Beginning Memorial Day Weekend, Governors Island will now be the last stop on the East River and South Brooklyn routes, increasing service to the popular summer destination.
Increase service frequency with boats arriving every 20-30 minutes on weekdays and weekends on all four routes, compared to 25-60 headways for the same service last summer.
Launch a new express service on the Rockaway route to and from Pier 11/Wall Street during weekday rush hour and on weekends, doubling capacity during these busiest times.
Increase service from Brooklyn Army Terminal by 20 percent on the Rockaway route.
Increase staffing at ferry landings to assist riders with queuing and boarding.

Since its launch one year ago, NYC Ferry has already employed over 250 people and is currently hiring for 75+ new positions, including captains, deckhands, customer service agents, ticketing, operations and more.  New Yorkers of all backgrounds and skill levels are welcome to apply. Jobseekers can apply directly at ferry.nyc.

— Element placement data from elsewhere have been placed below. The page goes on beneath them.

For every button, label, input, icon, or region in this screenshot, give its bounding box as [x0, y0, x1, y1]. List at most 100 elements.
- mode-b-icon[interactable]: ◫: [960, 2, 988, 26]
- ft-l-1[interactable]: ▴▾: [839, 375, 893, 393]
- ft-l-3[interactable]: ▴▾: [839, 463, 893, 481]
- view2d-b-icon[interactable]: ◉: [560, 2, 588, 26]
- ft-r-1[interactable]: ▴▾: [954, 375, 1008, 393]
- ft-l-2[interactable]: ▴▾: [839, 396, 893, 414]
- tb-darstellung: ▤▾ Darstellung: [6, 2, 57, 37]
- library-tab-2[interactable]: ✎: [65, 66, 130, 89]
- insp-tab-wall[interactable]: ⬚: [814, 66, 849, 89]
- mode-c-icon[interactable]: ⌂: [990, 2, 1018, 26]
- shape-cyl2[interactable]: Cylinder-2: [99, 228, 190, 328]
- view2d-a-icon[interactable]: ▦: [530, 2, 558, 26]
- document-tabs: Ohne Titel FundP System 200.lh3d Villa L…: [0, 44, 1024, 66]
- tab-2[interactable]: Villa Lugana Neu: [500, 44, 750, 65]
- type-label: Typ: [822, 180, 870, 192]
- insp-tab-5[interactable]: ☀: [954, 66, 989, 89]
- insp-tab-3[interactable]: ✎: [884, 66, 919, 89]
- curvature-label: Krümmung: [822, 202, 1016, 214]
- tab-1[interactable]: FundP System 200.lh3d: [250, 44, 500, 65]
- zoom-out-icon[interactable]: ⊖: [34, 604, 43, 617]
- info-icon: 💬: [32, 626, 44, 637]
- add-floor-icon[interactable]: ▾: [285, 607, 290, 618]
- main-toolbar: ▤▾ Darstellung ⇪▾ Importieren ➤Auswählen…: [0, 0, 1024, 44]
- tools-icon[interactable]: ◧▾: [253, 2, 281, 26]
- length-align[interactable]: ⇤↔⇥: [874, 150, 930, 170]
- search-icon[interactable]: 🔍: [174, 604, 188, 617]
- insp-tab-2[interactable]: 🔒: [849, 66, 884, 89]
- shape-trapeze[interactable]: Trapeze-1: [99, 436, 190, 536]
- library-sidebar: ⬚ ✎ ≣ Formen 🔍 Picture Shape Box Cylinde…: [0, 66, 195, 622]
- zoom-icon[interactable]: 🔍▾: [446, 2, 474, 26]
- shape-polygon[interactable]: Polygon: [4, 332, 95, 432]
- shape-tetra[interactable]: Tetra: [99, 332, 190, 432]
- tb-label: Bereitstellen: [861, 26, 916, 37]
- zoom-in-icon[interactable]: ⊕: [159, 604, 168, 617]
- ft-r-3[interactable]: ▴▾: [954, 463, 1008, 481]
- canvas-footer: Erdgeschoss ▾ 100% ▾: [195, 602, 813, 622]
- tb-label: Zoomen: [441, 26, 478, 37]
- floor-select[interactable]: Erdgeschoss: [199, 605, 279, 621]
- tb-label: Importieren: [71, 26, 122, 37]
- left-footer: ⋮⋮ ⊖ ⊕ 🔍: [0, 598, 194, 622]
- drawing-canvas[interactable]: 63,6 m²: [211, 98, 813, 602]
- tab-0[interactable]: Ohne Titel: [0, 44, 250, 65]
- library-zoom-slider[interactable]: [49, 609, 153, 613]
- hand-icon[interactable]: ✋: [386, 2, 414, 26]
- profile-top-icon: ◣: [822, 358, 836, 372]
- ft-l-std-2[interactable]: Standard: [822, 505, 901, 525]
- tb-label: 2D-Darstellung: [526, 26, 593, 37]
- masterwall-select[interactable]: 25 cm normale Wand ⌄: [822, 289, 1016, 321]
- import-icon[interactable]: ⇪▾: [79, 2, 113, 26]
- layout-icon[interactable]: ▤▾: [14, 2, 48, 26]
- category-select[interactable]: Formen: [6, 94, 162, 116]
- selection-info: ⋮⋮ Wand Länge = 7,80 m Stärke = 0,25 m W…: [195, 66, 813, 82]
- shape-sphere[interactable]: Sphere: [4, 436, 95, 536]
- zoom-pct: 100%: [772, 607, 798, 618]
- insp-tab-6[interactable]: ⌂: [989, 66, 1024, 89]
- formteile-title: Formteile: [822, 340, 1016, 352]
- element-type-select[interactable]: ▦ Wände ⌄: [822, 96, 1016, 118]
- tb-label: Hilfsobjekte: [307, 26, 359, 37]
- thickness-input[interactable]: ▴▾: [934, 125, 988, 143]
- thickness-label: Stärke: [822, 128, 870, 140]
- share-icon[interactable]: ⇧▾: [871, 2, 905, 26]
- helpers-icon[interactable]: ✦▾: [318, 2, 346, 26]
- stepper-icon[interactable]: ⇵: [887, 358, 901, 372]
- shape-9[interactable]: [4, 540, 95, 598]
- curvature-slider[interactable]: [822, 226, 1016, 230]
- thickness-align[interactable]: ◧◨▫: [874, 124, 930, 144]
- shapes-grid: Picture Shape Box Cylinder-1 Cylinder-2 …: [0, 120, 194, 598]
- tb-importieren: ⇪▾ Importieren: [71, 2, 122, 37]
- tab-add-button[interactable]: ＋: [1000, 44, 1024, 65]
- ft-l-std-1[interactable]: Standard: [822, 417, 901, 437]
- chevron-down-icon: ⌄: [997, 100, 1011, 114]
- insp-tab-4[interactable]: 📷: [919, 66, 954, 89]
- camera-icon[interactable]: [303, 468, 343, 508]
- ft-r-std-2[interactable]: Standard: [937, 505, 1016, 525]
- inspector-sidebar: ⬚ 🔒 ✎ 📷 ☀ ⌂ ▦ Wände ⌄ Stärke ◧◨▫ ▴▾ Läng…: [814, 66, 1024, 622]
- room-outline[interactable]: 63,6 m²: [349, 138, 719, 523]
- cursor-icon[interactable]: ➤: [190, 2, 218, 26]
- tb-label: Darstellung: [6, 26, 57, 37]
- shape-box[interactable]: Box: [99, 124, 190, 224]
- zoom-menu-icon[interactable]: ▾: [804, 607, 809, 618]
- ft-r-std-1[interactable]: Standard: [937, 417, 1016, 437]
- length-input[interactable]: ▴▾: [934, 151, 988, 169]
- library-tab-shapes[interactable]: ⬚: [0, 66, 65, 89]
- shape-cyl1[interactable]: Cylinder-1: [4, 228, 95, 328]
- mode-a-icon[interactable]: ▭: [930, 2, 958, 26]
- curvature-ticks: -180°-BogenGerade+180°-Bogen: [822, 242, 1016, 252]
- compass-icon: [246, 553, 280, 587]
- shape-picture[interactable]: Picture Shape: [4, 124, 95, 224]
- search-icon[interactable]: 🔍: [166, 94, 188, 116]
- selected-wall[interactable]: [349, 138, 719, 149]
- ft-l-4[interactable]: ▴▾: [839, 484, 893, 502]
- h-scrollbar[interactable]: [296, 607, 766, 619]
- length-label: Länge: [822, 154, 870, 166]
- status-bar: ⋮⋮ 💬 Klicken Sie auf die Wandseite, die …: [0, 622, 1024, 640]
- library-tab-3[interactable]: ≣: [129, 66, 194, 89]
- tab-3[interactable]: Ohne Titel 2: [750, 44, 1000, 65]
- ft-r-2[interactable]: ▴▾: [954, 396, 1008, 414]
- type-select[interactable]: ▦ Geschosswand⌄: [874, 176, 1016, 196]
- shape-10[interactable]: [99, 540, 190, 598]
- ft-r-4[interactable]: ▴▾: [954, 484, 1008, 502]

“NYC Ferry’s overwhelming success in its first year of service indicates the need to make smart investments for the future now. This capital investment will support system improvements over the next five years, ultimately enhancing customer experience and strengthening the City’s waterfront infrastructure,” said NYCEDC President and CEO James Patchett.

“NYC Ferry is a great success story, and the expansion being announced today – two new routes this year along with more and bigger boats -- is more good news for New Yorkers looking to our beautiful waters to get themselves around,” said DOT Commissioner Polly Trottenberg.  “But under Mayor de Blasio’s leadership, it is not only new ferries; we are creating an exciting multi-modal system of transportation options – from Select Bus Service to more bike lanes and expanded bike share – that will help us meet the challenges of getting around a City that has seen unprecedented growth in population, jobs and tourism.”